Friday, March 20, 2020

A Solitary Man

What a week it's been... and the trial is basically just beginning. I must say, I never thought a pandemic such as COVID-19 would—or even could—occur in my lifetime. Such an outbreak has always seemed a thing of the distant past—well nigh impossible, given that infectious diseases, while still serious, had basically been conquered. Most of the country—the world, for that matter—is almost at a screeching halt, with whole states shut down in an effort to contain this monster. Most places are losing, at least in the short term, especially in Europe. China, where it all began, is finally beginning to recover. For us, there's no telling how long this state of affairs will prevail. Without a doubt, it will have long-lasting repercussions, locally, nationally, and globally.

For me personally, the week got off to an upsetting start, with a medical issue (not virus-related), rearing its ugly head. I've been through it before, but this time it came on with a vengeance. I ended up at the doctor on yesterday, and I'll have to go through a couple of tests yet. I think the worst is past now; at least, I hope so because I'd much rather contemplate the potentially lethal onset of the Corona virus in relative peace and comfort. Come Monday, most of us from the office will be working at home (which is a generally desirable prospect but for the fact I will be fending off cats who will be alternately excited/dismayed/annoyed by my uncustomary daytime presence). It doesn't help company morale that, in a masterfully ill-timed move by our new CEO, we're losing 30% of our already minuscule staff. It doesn't exactly fill me with confidence about weathering this national emergency with a long-held and very satisfying career intact.

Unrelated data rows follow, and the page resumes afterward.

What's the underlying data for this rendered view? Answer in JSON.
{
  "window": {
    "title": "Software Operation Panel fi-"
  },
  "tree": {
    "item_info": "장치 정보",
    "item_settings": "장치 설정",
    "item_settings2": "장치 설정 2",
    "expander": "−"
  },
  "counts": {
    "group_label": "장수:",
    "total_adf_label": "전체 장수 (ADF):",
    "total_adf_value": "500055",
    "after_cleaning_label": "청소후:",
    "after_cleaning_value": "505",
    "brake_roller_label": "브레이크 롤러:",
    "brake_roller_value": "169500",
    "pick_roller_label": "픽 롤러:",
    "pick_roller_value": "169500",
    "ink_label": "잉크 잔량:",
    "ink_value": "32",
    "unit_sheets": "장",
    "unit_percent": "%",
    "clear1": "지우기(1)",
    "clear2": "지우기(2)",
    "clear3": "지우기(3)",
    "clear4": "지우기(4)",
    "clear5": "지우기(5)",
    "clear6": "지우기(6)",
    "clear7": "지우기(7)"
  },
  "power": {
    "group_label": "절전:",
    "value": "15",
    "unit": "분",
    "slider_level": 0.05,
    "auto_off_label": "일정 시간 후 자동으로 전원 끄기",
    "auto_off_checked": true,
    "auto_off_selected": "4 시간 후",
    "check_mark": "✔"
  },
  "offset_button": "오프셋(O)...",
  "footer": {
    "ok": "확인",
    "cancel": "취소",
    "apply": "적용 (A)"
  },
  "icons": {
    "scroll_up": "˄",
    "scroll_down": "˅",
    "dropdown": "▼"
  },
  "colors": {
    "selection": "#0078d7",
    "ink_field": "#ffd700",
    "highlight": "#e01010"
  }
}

I do personally know a handful of people who have been deeply impacted by the virus; a few who have actually been infected (and who have, so far, soldiered through it), and a few who have loved ones or friends who aren't necessarily looking at a positive outcome. A couple of my own family members suffer from compromised immune systems and are thus at especially high risk. Hell, I'm in the age bracket that is most likely to be seriously affected. So, yes, I am taking all recommended precautions, and so far they haven't turned life totally topsy-turvy. As I said, though, it's still very early for us here in this region, and at the rate circumstances keep evolving, all this may be obsolete by the time I finish typing it.

For this evening, I'm comfortably ensconced at the old homestead, with adequate supplies, decent food from Shun Xing Chinese restaurant, and some bourbon. Around sunset, I settled myself on the front porch with a good drink to enjoy a smidgen of mellow time while I could. I wandered around the yard a bit, took a few pics of the place where I grew up, and contemplated the Fugue Devil, which has roamed the woods behind the house since I was a little kid. At twilight, I still get a lovely little chill from the memory of that juvenile night horror, which made such a vivid, lasting impression on me. There's a distinctly Lovecraftian atmosphere about this place, even though there are neighbors not particularly far away. I find a certain peace in this isolation, at least in the short term. A peace occasionally broken by odd little noises that seem to come from everywhere and nowhere, just as I recall them from my youth.

It's so much better indulging in those old, otherworldly fears than ruminating on the shitty, depressing horror the Corona virus represents.
The view from the front porch at dusk
The Fugue Devil's woods behind the house. Still creepy after all these years.